Ao aceder Luis XIV ao trono, o reino estava quase devastado pelas guerras civis. Neste ponto, os protestantes, sem atender a admoestação de nosso Senhor de que "todos os que lançarem mão da espada, à espada morrerão", tomaram parte tão ativa em favor do rei, que se viu forcado a reconhecer-se em dívida com suas armas por ter sido estabelecido no trono. Porém, em lugar de proteger e recompensar àquele partido que o havia estabelecido no trono, pensou que aquele mesmo poder que o havia protegido poderia derrocá-lo e, dando ouvidos às maquinações papistas, começou a emitir proscrições e restrições que indicavam sua decisão final. La Rochela foi presa de uma quantidade incrível de denúncias. Montauban y Millau foram saqueadas pelos soldados. Foram designados comissionados papistas para presidir sobre os assuntos dos protestantes, e não havia mais apelação contra suas decisões que ante o conselho real. Isto foi um golpe `mesma raiz de seus direitos civis e religiosos, e os impediu, como protestantes, de levar qualquer católico a juízo. Isto foi seguido por outro decreto, que devia realizar-se uma indagação em todas as paróquias de todo o que os protestantes tinham dito e feito nos passados vinte anos. Isto encheu os cárceres de vítimas inocentes, e condenou a outros às galeras ou ao desterro.

Os protestantes foram expulsos de todos os ofícios, profissões, privilégios e empregos; isto os privou de qualquer meio de ganhar o sustento; e isto foi efetuado com tal brutalidade, que nem permitiam as parteiras de exercerem seu ofício, senão que obrigavam às mulheres a submeter-se a esta crise natural em mãos de seus inimigos, os brutais católicos.
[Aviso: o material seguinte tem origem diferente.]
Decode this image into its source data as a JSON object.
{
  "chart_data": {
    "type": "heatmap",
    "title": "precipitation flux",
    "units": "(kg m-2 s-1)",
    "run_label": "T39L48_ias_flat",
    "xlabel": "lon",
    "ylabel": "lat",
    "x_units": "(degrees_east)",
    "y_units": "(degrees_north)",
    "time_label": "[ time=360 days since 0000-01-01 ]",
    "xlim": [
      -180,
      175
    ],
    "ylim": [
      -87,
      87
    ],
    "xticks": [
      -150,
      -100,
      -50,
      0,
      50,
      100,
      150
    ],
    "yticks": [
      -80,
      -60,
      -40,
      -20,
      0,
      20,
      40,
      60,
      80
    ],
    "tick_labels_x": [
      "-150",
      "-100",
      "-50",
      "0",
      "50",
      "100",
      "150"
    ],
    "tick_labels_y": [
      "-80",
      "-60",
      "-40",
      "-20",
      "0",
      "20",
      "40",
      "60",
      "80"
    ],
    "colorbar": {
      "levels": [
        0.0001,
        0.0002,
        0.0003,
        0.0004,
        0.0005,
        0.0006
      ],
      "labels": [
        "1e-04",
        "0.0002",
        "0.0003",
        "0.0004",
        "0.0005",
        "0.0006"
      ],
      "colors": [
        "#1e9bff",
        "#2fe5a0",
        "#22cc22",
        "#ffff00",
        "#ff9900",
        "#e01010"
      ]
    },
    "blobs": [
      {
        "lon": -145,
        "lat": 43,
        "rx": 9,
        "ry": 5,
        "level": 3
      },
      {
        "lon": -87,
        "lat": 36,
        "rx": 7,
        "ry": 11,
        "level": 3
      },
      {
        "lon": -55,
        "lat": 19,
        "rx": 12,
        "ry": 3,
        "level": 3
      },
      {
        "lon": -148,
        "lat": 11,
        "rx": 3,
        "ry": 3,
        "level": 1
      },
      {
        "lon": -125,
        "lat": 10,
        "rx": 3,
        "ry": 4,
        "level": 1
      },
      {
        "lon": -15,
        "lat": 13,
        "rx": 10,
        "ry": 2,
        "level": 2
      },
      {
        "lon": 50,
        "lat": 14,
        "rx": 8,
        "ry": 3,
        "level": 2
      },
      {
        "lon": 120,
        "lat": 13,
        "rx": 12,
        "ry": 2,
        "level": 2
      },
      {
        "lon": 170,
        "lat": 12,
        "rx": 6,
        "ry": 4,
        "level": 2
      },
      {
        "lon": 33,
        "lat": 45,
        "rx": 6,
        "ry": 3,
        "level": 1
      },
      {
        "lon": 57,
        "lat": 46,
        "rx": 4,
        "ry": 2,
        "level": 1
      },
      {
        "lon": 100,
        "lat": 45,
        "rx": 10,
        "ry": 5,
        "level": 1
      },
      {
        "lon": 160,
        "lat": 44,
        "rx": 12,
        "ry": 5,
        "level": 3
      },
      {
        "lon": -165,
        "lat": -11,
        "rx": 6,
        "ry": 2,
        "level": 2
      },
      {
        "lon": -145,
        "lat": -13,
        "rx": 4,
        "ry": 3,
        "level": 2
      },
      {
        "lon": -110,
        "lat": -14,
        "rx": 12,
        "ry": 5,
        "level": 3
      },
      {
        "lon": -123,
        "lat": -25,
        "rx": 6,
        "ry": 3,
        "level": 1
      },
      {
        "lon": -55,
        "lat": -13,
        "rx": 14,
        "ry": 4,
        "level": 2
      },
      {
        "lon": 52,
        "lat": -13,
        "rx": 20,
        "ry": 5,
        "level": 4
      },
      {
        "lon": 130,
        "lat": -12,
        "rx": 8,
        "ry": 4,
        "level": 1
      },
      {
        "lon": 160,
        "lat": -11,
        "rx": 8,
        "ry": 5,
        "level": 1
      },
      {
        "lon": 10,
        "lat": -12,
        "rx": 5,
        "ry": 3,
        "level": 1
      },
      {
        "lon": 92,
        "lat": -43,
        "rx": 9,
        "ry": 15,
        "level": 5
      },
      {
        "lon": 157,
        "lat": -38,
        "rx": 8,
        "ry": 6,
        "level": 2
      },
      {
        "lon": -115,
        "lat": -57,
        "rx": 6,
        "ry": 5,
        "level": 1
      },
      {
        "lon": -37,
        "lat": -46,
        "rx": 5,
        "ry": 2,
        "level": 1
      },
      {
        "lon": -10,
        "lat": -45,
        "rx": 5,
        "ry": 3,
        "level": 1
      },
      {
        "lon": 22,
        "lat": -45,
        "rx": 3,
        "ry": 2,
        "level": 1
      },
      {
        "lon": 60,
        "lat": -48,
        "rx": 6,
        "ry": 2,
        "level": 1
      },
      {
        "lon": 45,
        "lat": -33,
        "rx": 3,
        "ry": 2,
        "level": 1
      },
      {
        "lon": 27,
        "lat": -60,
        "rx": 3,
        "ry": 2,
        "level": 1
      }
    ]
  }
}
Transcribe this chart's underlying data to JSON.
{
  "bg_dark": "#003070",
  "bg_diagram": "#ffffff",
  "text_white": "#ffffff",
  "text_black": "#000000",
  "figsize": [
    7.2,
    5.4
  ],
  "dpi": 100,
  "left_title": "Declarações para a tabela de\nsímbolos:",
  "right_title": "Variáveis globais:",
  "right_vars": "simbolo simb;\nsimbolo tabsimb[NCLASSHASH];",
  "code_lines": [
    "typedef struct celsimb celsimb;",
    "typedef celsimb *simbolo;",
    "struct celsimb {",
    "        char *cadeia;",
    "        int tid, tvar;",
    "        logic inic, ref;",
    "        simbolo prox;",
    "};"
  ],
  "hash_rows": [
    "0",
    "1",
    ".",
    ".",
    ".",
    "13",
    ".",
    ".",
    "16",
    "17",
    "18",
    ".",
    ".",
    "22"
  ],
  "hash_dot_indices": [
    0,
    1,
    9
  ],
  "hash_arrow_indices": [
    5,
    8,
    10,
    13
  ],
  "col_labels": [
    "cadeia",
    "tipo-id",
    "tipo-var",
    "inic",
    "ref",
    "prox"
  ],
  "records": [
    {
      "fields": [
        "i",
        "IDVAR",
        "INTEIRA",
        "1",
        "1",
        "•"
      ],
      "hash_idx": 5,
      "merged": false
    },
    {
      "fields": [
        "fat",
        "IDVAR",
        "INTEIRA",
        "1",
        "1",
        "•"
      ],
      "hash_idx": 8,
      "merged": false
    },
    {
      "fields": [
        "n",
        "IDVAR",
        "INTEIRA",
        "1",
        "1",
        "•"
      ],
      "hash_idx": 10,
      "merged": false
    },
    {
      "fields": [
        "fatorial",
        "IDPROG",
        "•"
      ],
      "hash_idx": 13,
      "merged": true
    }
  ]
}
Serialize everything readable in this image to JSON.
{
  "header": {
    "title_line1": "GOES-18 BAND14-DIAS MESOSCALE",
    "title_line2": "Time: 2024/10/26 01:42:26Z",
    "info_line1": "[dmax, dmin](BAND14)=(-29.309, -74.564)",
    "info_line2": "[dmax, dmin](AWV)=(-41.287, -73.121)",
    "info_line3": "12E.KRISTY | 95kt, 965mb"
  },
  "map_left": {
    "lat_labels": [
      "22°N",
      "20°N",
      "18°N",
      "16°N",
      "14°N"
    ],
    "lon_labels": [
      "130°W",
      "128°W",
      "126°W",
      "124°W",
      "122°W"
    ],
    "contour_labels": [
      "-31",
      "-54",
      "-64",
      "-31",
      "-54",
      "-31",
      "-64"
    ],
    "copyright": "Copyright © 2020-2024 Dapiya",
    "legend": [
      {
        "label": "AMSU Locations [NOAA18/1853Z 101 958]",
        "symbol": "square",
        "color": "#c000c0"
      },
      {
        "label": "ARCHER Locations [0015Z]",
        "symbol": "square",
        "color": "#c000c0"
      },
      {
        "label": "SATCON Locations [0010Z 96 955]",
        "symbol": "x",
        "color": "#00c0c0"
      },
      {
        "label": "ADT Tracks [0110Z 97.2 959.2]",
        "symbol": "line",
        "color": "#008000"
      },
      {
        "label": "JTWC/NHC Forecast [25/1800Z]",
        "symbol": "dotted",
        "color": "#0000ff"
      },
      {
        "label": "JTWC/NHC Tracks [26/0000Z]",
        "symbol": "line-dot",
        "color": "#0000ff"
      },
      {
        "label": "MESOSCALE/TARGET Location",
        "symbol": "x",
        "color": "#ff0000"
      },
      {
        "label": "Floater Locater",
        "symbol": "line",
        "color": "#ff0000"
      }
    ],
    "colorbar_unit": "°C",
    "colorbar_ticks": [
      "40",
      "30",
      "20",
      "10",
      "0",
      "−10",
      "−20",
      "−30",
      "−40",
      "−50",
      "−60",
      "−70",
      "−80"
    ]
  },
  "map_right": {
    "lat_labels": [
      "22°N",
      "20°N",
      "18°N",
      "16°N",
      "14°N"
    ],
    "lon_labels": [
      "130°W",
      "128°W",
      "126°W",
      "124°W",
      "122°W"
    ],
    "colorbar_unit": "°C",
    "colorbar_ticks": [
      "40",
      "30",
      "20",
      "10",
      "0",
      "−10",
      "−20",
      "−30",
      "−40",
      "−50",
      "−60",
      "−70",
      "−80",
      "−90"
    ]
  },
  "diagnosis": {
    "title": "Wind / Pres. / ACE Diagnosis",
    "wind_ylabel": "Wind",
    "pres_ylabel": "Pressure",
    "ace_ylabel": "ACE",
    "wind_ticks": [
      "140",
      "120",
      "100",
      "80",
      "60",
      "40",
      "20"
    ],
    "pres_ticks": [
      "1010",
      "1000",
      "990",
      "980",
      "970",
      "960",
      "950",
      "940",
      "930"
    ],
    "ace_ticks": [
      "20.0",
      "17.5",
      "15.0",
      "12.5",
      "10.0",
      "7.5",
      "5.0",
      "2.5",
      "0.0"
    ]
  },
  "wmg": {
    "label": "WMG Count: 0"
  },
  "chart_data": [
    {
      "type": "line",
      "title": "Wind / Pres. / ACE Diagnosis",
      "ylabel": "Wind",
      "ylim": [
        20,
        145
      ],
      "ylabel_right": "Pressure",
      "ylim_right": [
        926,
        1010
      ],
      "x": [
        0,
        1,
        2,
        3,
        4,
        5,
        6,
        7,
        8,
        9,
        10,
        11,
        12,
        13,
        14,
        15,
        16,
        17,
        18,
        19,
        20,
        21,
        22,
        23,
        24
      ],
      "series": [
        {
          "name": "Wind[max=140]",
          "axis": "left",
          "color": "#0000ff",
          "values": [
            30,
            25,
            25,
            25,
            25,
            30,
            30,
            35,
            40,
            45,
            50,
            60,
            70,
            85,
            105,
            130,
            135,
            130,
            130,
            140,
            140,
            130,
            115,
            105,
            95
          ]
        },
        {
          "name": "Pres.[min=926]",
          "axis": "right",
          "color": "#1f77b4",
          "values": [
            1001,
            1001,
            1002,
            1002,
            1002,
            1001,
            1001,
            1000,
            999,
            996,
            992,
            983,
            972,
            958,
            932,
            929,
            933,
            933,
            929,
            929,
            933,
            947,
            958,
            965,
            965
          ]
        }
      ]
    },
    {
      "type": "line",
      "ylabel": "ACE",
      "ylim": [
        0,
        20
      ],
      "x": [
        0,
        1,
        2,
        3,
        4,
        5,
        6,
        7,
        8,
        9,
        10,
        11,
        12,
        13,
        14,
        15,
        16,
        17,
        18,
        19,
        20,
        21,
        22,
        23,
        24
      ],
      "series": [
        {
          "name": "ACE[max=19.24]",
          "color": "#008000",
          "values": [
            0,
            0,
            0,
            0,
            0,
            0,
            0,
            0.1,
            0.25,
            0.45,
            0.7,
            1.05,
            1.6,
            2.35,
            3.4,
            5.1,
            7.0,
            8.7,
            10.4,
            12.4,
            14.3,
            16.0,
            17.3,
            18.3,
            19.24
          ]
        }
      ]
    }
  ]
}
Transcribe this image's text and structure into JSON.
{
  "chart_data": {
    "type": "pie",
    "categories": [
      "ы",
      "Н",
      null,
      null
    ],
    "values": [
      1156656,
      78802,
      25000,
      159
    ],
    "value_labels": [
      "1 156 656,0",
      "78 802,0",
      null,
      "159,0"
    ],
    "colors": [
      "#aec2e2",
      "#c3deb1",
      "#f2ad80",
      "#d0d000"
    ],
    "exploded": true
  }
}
Seus filhos eram arrebatados para serem educados como católicos, e aos sete anos os faziam abraçar o papismo. Se proibiu aos reformados que prestassem ajuda a seus próprios enfermos ou pobres, todo culto privado, e o serviço divino devia efetuar-se em presença de um sacerdote papista. Para impedir que as infortunadas vítimas abandonassem o reino, se pôs estrita vigilância a todos os passos fronteiriços do reino; não obstante, pela mão misericordiosa de Deus, uns cento e cinqüenta mil escaparam a sua vigilância, e emigraram a diferentes países para contar a terrível história.

Todo o que foi contado até aqui foram somente infrações à sua carta de direitos, o édito de Nantes. No final, teve lugar a diabólica revogação deste édito, o 18 de outubro de 1685, e foi registrada o 22, em contra de todas as formas da lei. De imediato, as tropas do corpo de dragões foram aquarteladas com os protestantes em todo o reino, e encheram o reino com a mesma notícia:que o rei não admitiria já mais nenhum huguenote em seu reino, e que por isso deviam decidir mudar de religião. Com isto, os intendentes de cada paróquia (que eram governadores e espias católicos colocados sobre os protestantes) reuniram à população reformada, dizendo-lhes que deviam tornar-se católicos de imediato, bem de boa vontade, bem pela força. Os protestantes responderam que "estavam dispostos a sacrificarem suas vidas e possessões ao rei, mas que sendo suas consciências de Deus, não podiam dispor delas da mesma maneira".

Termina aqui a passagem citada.